Carolyn Savoldelli - Quinnipiac River Marsh Vegetation Succession
Monitoring vulnerable salt marshes over time can improve our understanding of these systems and inform management practices. This study uses maximum likelihood classification to geospatially examine salt marsh vegetation changes in a brackish tidal salt marsh on the Quinnipiac River. It identifies native vegetation, non-native vegetation, and loss of vegetation to mudflat in select years from 1974-2016. The vegetation lost to mudflat area peaks in 2000 when roughly a quarter of the analyzed marsh and river area is mudflat, up from less than ten percent in 1974. The native plant evaluated, Typha latifolia, was reduced to a sixth of its original presence while non-native phragmites more than doubled. However, recent years indicate a rebound through the growth of native Spartina alterniflora. Careful understanding of these results will help predict future vegetation succession and identify paths for management.
Rachael Ross - Using Remote Sensing to Analyze Smallholder Farmland Expansion in Loibor Siret, Northern Tanzania
Over the last two centuries, habitat loss driven mainly by the expansion of agriculture has disrupted many ungulate migrations in East Africa. As a result, ungulate populations are in decline. The Tarangire-Manyara Ecosystem including Tarangire National Park, one of East Africa’s most important wildlife habitats with large numbers of migratory ungulates, is experiencing rapid agricultural expansion. I used comparative NDVI and minimum distance supervised classification techniques on Landsat 8 imagery from 2013 and 2019 to visualize and quantify smallholder farm expansion in communal lands bordering Tarangire National Park.
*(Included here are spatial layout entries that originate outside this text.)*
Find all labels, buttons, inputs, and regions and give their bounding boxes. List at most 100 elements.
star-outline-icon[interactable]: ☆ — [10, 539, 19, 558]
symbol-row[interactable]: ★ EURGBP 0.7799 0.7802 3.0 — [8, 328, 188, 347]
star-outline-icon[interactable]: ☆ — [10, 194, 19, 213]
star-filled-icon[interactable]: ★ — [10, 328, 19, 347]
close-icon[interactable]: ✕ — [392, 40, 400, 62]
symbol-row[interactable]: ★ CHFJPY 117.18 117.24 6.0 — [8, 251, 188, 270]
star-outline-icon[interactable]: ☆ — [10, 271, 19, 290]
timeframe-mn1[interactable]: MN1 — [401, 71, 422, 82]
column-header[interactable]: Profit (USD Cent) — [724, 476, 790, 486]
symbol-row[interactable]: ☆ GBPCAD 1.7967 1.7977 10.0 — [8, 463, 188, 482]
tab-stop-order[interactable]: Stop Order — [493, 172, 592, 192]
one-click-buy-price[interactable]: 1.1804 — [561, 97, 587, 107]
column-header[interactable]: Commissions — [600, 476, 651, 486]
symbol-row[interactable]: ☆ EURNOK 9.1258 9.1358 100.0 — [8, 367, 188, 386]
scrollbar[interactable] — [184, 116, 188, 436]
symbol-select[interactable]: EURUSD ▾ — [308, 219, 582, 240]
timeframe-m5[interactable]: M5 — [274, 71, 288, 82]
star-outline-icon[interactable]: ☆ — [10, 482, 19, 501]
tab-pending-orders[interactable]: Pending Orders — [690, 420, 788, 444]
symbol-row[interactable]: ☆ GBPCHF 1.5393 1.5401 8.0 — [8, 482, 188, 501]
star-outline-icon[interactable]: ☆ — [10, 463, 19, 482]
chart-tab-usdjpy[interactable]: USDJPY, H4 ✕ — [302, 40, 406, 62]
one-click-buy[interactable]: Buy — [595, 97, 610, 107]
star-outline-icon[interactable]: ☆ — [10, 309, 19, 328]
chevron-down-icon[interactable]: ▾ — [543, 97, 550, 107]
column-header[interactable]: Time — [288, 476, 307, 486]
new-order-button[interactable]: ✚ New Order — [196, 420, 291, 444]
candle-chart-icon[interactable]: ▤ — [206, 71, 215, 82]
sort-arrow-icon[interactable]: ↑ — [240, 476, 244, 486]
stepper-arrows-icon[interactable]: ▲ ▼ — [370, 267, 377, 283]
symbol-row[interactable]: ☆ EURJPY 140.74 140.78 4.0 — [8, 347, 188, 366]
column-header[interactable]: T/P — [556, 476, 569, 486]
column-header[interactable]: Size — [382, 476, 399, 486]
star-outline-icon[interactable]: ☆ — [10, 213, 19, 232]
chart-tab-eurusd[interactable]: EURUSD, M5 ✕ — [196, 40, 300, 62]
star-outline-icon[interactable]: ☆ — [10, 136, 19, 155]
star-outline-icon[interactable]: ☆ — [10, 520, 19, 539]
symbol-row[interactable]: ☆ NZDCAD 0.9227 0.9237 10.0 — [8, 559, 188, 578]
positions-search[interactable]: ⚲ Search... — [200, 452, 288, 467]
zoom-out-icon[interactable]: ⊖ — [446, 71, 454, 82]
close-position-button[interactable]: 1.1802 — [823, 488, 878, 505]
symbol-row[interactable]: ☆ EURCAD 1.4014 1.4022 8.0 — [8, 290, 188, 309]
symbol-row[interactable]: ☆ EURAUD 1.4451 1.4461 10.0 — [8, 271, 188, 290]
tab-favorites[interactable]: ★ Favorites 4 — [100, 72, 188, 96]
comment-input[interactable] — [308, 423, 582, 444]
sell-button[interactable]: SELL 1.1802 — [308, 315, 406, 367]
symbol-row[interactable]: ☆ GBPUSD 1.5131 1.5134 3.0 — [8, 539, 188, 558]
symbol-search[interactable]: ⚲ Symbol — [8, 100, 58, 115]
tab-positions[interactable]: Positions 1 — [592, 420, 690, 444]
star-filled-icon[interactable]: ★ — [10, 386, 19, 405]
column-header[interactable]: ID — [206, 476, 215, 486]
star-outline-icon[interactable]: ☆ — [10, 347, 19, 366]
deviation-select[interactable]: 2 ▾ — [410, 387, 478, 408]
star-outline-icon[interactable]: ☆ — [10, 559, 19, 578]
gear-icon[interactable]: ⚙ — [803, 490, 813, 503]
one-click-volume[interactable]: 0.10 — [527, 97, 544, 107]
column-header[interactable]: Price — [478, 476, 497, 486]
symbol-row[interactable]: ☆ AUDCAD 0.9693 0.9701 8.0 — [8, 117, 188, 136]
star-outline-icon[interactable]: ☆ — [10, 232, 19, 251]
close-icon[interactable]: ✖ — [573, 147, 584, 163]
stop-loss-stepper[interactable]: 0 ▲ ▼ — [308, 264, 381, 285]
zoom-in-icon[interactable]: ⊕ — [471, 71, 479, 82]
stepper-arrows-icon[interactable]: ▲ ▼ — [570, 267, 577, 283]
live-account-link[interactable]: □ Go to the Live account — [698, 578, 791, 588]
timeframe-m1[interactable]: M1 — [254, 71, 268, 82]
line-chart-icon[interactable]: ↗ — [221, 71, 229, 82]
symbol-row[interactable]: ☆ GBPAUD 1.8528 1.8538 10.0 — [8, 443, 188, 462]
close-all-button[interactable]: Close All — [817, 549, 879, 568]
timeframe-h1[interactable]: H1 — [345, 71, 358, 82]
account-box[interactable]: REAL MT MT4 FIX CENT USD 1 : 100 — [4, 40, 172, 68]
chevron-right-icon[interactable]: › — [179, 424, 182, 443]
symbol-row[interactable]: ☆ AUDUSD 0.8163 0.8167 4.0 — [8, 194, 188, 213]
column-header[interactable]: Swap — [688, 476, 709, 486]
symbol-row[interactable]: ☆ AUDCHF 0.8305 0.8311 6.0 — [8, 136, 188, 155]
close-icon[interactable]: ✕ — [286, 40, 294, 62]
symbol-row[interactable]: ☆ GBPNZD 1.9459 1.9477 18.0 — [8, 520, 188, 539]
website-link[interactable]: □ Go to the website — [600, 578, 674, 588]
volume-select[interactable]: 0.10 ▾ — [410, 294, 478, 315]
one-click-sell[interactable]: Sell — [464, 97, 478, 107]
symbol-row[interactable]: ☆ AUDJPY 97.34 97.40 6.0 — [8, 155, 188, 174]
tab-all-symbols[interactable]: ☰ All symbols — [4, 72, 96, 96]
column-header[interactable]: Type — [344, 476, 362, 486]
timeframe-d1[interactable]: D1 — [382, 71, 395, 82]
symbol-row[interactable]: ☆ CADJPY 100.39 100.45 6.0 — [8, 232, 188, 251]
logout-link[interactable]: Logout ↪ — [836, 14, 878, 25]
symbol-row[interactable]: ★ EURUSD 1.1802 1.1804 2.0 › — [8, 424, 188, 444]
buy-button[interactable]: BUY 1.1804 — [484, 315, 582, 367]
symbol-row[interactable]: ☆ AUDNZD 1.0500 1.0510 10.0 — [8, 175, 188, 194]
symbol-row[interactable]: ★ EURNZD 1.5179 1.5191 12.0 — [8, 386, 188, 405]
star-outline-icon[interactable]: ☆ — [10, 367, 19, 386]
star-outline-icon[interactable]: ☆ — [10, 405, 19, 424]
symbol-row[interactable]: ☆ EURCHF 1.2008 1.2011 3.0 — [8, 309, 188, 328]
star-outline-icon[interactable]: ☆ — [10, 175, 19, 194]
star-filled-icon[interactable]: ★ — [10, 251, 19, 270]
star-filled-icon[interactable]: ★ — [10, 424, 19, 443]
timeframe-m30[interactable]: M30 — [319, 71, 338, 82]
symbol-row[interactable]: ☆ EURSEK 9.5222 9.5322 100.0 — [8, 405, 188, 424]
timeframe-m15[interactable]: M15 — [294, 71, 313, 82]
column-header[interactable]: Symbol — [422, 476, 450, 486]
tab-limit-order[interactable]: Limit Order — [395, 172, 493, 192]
Comparing the class statistics of farmland in 2013 and 2019, there has been an increase of 470 hectares of smallholder farms. This represents a 1% increase in farmland each year.
Nora Hardy - Monitoring Vegetation Regrowth at Dam Removal Sites Using Remote Sensing Techniques: Two Approaches for Large-Scale Sites
Dam removals have increased in frequency in the United States, motivated by both ecological and economic factors. However, vegetation response to dam removal is currently understudied. Common management concerns include the potentially slow revegetation of drained impoundments, or colonization by non-native herbaceous species, halting or stalling ecological succession. I tested two classification techniques to quantify vegetation regrowth in two locations: (1) a large dam removal site in Elwha, Washington, USA, and (2) two small dam removal sites in southern Connecticut, USA. Maximum-likelihood classification revealed a modest increase in vegetation cover at the Elwha, WA site during the study period (2013 to 2017). A LiDAR-derived vegetation height model of the two Connecticut sites also indicated clear regrowth of trees over the 20-year chronosequence. While these techniques show promise for use in dam removal monitoring projects, a lack of field validation makes it difficult to draw solid conclusions about their accuracy. Additionally, these techniques do not reveal information about vegetative species composition, which is usually a key consideration in restoration project monitoring.